Our Advice: First, take a deep breath and fight the urge to reply in the same tone and manner. It may seem personal, but it is not. Email hides the humanity of the conversation and it is easy to blast off on a nameless, faceless machine. It doesn’t make it more excusable or easier to take, but… well, just breath.

Second, do not reply via email. Look up the head coach’s phone number and place a call to him or her. Once you start talking human being to human being, it is a lot harder to say really mean things to each other. There are those people here and there who can say mean thing to anther human being without remorse, but they are few and far between. If the coach you are talking to is one of those people, he/she is only validating your wisdom of choice by not accepting their team. If he/she is that much of a jerk BEFORE they get to your tournament, think about what a handful they will be in person!

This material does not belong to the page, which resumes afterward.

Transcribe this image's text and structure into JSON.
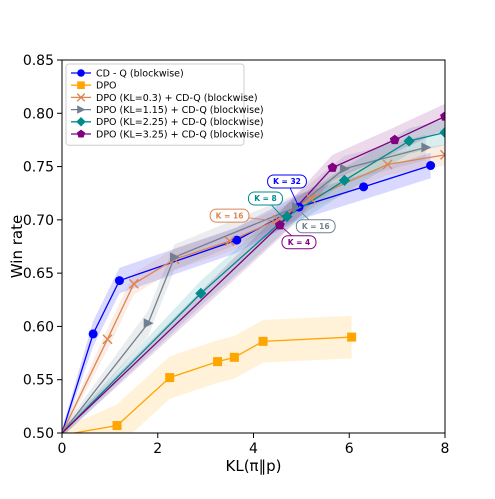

Third, follow up the conversation with the email. If it is the head coach that sent you the drive-by, confirm what you talked about. If it is the team manager or club president or other person who has an illusion of influence, confirm that you spoke with the head coach of the team and encourage they to speak directly with the head coach. Leave it at that; do not offer additional details. If the head coach wishes to share, then he/she will. Do not engage further in any additional discussion via reply email.

Rule one: Remove technology as soon as possible from any conversation that is best handled by human beings. Machines have no feelings and they don’t care about yours. People, on the other hand, do and assess the impact of their words and body language many, many times during a single conversation. Use that power.